You need a car on the west coast. There is no budget for that.
Anonymous
No we did not tour schools on the West Coast. We were looking at LACs and there are some good ones out there. But it is also very far away. One kid limited to schools within driving distance. The other looked seriously at just one school in Colorado, then all the rest within driving distance. Neither was interested in Cali.
Anonymous
Anonymous wrote:How funny so many posters in DMV aren’t willing to send their kids so far. I’m in California, and many kids spread their wings and go to college all over the country- the south, the Midwest, northeast. Yes, it’s far, but airplanes…


There's just so many more great colleges/unis of all sizes per capita in the Northeast/Mid-Atlantic (than CA) that there's no need to go as far as out west. I do understand why kids in CA are looking at New England or Northeast tho.
Anonymous
Yes, oldest graduated from Oxy, youngest also toured several campuses. A friend went to Davis. A family friend went Mudd. A couple other acquaintances at California schools. I don’t think it’s rare, and the travel can be easier than a closer rural school.
Anonymous
Claremont consortium is amazing. Nice area and mostly nice campuses. Love the consortium model of 5 schools clustered to create a mid size feel while keeping the distinct smaller feels too. Seems perfect - mi is the price tag. We visited them - sadly. DC fell in love before we understood the pricing options well.

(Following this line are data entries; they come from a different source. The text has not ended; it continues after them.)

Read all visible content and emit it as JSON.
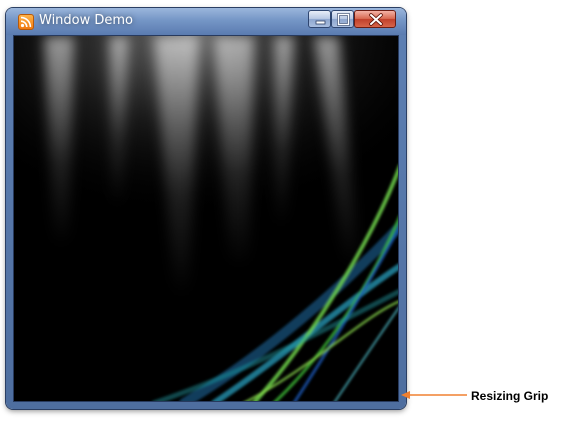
{
  "window": {
    "title": "Window Demo",
    "icon": "rss-feed-icon",
    "controls": {
      "minimize": "minimize-icon",
      "maximize": "maximize-icon",
      "close": "close-icon"
    },
    "client_content": "vista-aurora-wallpaper"
  },
  "annotation": {
    "label": "Resizing Grip",
    "color": "#f08030"
  }
}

Also visited Santa Clara. Seemed great for kids that would like a strong pre-professional vibe. Beautiful campus.
Anonymous
Anonymous wrote:Claremont consortium is amazing. Nice area and mostly nice campuses. Love the consortium model of 5 schools clustered to create a mid size feel while keeping the distinct smaller feels too. Seems perfect - mi is the price tag. We visited them - sadly. DC fell in love before we understood the pricing options well.

Also visited Santa Clara. Seemed great for kids that would like a strong pre-professional vibe. Beautiful campus.

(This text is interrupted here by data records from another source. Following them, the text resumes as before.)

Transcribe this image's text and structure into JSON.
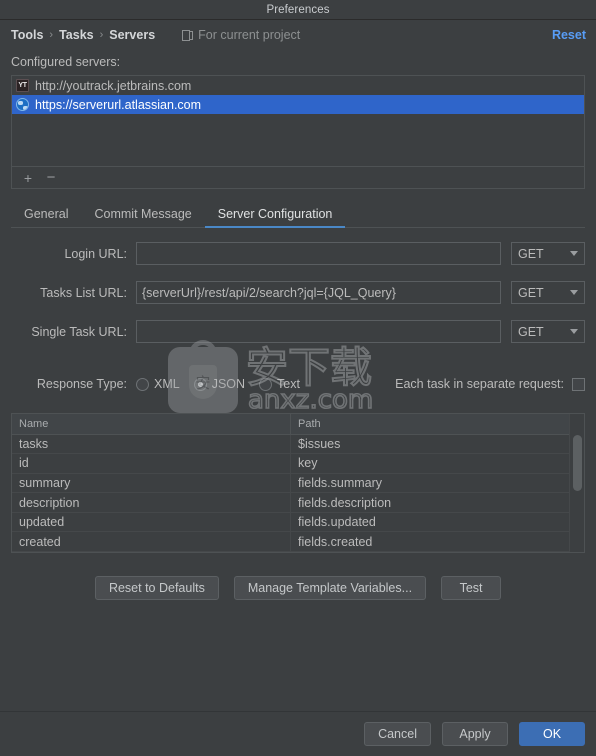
{
  "window": {
    "title": "Preferences"
  },
  "breadcrumb": {
    "items": [
      "Tools",
      "Tasks",
      "Servers"
    ],
    "separator": "›",
    "scope_label": "For current project",
    "scope_icon": "project-module-icon",
    "reset_label": "Reset"
  },
  "servers_section": {
    "label": "Configured servers:",
    "items": [
      {
        "icon": "youtrack-icon",
        "icon_text": "YT",
        "url": "http://youtrack.jetbrains.com",
        "selected": false
      },
      {
        "icon": "globe-icon",
        "icon_text": "",
        "url": "https://serverurl.atlassian.com",
        "selected": true
      }
    ],
    "toolbar": {
      "add_label": "+",
      "add_icon": "plus-icon",
      "remove_label": "−",
      "remove_icon": "minus-icon"
    }
  },
  "tabs": [
    {
      "label": "General",
      "active": false
    },
    {
      "label": "Commit Message",
      "active": false
    },
    {
      "label": "Server Configuration",
      "active": true
    }
  ],
  "form": {
    "rows": [
      {
        "label": "Login URL:",
        "value": "",
        "placeholder": "",
        "method": "GET"
      },
      {
        "label": "Tasks List URL:",
        "value": "{serverUrl}/rest/api/2/search?jql={JQL_Query}",
        "placeholder": "",
        "method": "GET"
      },
      {
        "label": "Single Task URL:",
        "value": "",
        "placeholder": "",
        "method": "GET"
      }
    ],
    "response_type": {
      "label": "Response Type:",
      "options": [
        {
          "label": "XML",
          "selected": false
        },
        {
          "label": "JSON",
          "selected": true
        },
        {
          "label": "Text",
          "selected": false
        }
      ]
    },
    "each_task_separate": {
      "label": "Each task in separate request:",
      "checked": false
    }
  },
  "mapping_table": {
    "columns": [
      "Name",
      "Path"
    ],
    "rows": [
      {
        "name": "tasks",
        "path": "$issues"
      },
      {
        "name": "id",
        "path": "key"
      },
      {
        "name": "summary",
        "path": "fields.summary"
      },
      {
        "name": "description",
        "path": "fields.description"
      },
      {
        "name": "updated",
        "path": "fields.updated"
      },
      {
        "name": "created",
        "path": "fields.created"
      }
    ]
  },
  "actions": {
    "reset_defaults": "Reset to Defaults",
    "manage_variables": "Manage Template Variables...",
    "test": "Test"
  },
  "footer": {
    "cancel": "Cancel",
    "apply": "Apply",
    "ok": "OK"
  },
  "watermark": {
    "cn_text": "安下载",
    "domain": "anxz.com",
    "badge_char": "安"
  },
  "colors": {
    "window_bg": "#3c3f41",
    "selection_blue": "#2f65ca",
    "link_blue": "#589df6",
    "accent_tab": "#4a88c7",
    "primary_button": "#3c6eb4",
    "text": "#bbbbbb"
  }
}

except for Scripps (women) or Pitzer (co-ed, odd place, test blind), the Cs are all too small and reachy. cmc is nearly 50% recruited athlete in freshman year. mudd is less athlete but very small (900-ish students over 4 years). Pomona has an admission rate of 6-7%.

Anonymous
Nope. The furthest my kid applied was Rice.
Anonymous
Yes. Toured Santa Clara and were supposed to do a southern to central CA tour of schools - UCSD, UCLA, UCSB and Cal Poly but had to cancel. DD applied to all anyway and got into all but only visited UCLA where she now attends.
Anonymous
Would not visit any until admitted.
Anonymous
Anonymous wrote:No. We have plenty of good schools on the East Coast. Public transit is pretty good on the East coast too.
You need a car on the west coast. There is no budget for that.

You don’t need a car as a college student on the west coast lol. Most students spend a majority of time on campus.
Anonymous
Confirming that Santa Clara heavily yield protects, be aware.
Anonymous
Anonymous wrote:
Anonymous wrote:How funny so many posters in DMV aren’t willing to send their kids so far. I’m in California, and many kids spread their wings and go to college all over the country- the south, the Midwest, northeast. Yes, it’s far, but airplanes…


There's just so many more great colleges/unis of all sizes per capita in the Northeast/Mid-Atlantic (than CA) that there's no need to go as far as out west. I do understand why kids in CA are looking at New England or Northeast tho.

I see it the opposite way. So many great options in California. New England has trash public schools and a ton of tiny privates.